Encouragement to limit contact with people who disagree
Fear of losing everyone if you leave
The Beyond Belief submission explains how this creates dependency:
“…These early dynamics create psychological and social dependencies that become harder to exit as control intensifies.”
Isolation doesn’t always look dramatic. Sometimes it’s just a quiet narrowing of your world.
4. Is Obedience Valued More Than Your Wellbeing?
Ask yourself gently:
Are leaders or teachings allowed to be challenged?
Are harms acknowledged when they occur?
Or is protecting the group’s image more important than individual safety?
The Beyond Belief submission highlights how environments with unchecked authority increase the risk of harm- not just physical or sexual abuse, but emotional, psychological, and spiritual harm as well.
When accountability only flows downward, people often learn to silence themselves to stay safe.
Why This Can Be So Hard to See From the Inside
If you’re struggling with this question, that doesn’t mean you’re failing. According to Lalich’s research, many people only recognise coercive control after leaving, once the pressure lifts and perspective returns.
High-control groups often:
Use love, belonging, and purpose as leverage
Frame the group as uniquely “safe” or “chosen”
Teach that leaving leads to harm, failure, or loss
Create fear around independence or critical thinking
The Beyond Belief submission also notes that the word cult itself can prevent people from recognising harm, because it feels extreme or stigmatising:
“Why the ‘cult’ frame fails … the term remains imprecise, stigmatising, and often unhelpful.”
This is why focusing on behaviour and impact, rather than labels, can feel more accurate.
If This Article Feels Uncomfortable, That’s Okay
You don’t need to confront anyone. You don’t need to leave today. You don’t need to decide what this means.
Sometimes the most important step is simply allowing yourself to notice.
If reading this brought up fear, guilt, or anxiety, that response itself may be worth paying attention to.
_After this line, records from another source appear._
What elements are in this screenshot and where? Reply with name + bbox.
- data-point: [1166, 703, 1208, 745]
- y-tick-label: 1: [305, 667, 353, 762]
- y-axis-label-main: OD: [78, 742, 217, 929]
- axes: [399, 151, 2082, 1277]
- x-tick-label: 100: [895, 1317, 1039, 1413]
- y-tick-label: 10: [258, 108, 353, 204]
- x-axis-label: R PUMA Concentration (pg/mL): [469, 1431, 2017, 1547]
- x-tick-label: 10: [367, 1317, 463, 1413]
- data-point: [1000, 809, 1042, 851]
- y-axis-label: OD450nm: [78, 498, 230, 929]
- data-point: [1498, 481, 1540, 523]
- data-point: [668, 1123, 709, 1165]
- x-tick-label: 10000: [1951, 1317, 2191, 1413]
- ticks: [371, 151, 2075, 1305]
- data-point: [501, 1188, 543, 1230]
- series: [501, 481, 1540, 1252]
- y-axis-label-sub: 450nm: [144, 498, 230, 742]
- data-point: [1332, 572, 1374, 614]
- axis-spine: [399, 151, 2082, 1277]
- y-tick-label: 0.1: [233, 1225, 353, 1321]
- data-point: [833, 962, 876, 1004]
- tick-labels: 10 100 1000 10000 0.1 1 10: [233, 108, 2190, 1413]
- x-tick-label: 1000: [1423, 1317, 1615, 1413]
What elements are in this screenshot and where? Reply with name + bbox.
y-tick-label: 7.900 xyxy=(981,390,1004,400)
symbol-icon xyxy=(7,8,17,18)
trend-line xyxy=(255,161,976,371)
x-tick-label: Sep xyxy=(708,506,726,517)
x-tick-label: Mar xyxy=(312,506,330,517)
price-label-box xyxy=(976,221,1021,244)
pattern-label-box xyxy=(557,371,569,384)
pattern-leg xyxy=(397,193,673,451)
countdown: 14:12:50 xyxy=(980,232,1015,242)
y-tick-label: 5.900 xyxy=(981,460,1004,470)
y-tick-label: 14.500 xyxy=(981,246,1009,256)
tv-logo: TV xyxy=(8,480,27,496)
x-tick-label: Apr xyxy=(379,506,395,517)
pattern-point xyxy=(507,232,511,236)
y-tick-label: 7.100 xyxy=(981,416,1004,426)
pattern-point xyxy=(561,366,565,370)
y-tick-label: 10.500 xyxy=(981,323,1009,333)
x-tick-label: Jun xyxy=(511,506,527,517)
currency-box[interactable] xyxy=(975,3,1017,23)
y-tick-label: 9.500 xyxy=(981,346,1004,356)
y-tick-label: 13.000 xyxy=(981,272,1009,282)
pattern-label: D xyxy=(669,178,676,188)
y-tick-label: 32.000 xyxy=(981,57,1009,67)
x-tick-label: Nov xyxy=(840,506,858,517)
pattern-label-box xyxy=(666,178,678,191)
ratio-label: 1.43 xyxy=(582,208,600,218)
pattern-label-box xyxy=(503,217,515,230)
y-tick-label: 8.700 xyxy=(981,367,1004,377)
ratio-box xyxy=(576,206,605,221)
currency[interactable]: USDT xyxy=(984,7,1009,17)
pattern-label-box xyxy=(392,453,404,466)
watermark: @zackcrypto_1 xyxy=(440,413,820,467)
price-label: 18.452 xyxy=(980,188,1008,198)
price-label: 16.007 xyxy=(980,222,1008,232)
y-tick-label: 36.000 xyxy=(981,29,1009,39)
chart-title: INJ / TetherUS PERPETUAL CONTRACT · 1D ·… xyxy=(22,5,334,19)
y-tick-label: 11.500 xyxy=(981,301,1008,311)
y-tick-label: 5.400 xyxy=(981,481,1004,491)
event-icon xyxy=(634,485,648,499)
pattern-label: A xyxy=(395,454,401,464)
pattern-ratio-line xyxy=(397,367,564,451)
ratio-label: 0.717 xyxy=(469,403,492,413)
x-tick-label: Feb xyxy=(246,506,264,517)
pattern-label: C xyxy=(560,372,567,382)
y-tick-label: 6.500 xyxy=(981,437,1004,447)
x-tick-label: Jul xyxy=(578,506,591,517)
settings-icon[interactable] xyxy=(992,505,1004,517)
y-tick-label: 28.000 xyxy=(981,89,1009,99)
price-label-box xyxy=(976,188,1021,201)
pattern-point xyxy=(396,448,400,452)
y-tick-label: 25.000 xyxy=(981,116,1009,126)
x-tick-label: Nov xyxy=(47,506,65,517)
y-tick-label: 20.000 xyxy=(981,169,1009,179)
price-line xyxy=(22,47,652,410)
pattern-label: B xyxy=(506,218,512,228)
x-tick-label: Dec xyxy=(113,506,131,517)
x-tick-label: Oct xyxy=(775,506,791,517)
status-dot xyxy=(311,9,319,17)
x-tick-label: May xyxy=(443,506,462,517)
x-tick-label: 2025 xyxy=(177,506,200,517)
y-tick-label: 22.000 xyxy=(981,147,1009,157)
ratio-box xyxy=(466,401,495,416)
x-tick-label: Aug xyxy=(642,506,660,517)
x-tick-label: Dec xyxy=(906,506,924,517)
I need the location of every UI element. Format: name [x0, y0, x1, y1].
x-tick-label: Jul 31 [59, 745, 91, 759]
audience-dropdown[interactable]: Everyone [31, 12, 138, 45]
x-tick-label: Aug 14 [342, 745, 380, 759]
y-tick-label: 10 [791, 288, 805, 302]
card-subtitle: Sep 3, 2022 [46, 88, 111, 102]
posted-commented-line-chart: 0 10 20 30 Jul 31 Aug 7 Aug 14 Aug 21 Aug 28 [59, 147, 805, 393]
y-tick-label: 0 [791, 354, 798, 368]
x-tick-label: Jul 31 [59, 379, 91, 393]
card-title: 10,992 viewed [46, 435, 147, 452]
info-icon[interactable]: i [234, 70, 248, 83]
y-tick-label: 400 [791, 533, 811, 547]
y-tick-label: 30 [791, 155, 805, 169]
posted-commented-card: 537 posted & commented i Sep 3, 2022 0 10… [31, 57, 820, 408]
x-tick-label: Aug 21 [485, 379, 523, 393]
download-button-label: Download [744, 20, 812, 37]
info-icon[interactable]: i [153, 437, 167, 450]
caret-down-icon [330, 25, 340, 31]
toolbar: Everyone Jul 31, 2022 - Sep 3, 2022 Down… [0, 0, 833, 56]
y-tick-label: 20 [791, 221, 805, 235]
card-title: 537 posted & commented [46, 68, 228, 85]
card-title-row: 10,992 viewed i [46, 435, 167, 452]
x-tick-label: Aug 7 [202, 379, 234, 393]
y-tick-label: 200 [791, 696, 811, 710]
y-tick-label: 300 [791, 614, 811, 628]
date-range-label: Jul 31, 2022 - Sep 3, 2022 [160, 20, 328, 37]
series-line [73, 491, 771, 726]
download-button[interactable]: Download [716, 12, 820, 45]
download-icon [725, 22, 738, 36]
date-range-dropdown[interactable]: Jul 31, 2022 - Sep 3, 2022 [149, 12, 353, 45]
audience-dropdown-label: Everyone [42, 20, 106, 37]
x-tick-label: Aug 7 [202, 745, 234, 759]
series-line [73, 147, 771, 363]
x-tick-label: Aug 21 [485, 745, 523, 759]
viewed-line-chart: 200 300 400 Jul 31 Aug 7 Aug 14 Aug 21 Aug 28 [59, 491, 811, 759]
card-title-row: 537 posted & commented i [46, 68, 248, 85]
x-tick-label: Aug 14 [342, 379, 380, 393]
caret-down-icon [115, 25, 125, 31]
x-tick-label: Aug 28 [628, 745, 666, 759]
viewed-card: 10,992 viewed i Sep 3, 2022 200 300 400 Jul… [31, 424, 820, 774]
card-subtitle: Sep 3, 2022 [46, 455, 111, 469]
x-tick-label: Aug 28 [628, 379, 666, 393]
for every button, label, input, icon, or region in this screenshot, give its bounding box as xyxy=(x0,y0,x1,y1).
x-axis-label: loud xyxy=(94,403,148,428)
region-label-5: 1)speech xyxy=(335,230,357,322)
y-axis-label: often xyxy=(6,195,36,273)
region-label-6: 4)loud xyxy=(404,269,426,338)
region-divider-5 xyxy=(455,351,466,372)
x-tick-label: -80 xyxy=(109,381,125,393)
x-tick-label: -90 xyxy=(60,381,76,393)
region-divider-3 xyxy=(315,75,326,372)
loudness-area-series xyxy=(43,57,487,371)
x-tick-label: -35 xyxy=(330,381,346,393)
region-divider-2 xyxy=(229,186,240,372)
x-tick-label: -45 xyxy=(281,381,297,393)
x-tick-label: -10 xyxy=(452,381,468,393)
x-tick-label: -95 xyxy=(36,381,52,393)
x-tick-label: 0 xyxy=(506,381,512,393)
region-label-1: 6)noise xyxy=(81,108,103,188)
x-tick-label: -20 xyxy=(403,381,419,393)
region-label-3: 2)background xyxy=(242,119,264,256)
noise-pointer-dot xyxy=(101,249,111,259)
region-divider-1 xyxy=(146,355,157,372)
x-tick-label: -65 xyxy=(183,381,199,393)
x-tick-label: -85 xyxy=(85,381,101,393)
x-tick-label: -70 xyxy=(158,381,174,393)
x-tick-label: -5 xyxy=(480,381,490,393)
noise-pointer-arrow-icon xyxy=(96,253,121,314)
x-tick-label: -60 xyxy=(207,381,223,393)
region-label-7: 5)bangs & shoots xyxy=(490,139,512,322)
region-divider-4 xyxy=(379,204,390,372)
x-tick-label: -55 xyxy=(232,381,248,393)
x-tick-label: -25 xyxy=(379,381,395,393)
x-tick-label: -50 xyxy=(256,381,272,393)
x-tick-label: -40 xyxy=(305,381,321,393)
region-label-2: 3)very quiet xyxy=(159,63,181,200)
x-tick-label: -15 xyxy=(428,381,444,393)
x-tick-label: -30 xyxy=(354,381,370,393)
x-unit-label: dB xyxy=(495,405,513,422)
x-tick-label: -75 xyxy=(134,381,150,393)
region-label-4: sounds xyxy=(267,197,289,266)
Healthy communities do not rely on fear to maintain belonging.
You’re Allowed to Choose Yourself
Whether you stay, question, pause, or eventually leave- your autonomy matters.
Support exists for:
People who are just beginning to wonder
People who are deeply committed but uneasy
People who have left and are grieving, angry, or disoriented
As both survivor research and academic literature make clear: people don’t join or leave high-control groups because they’re weak. They leave because they begin to reclaim their right to think, feel, and choose freely.
You are not broken for asking this question. You are thoughtful. And you are allowed to think.
References & Further Reading
Lalich, J. (2004). Bounded Choice: True Believers and Charismatic Cults. University of California Press.
Lalich, J., & Tobias, M. (2006). Take Back Your Life: Recovering from Cults and Abusive Relationships.
SOCCHG (2025). Beyond Belief: Final Survivor Submission to the Parliamentary Inquiry (No Signatures).
Lalich, J. (2017). “Characteristics Associated with Cultic Groups.” International Cultic Studies Association.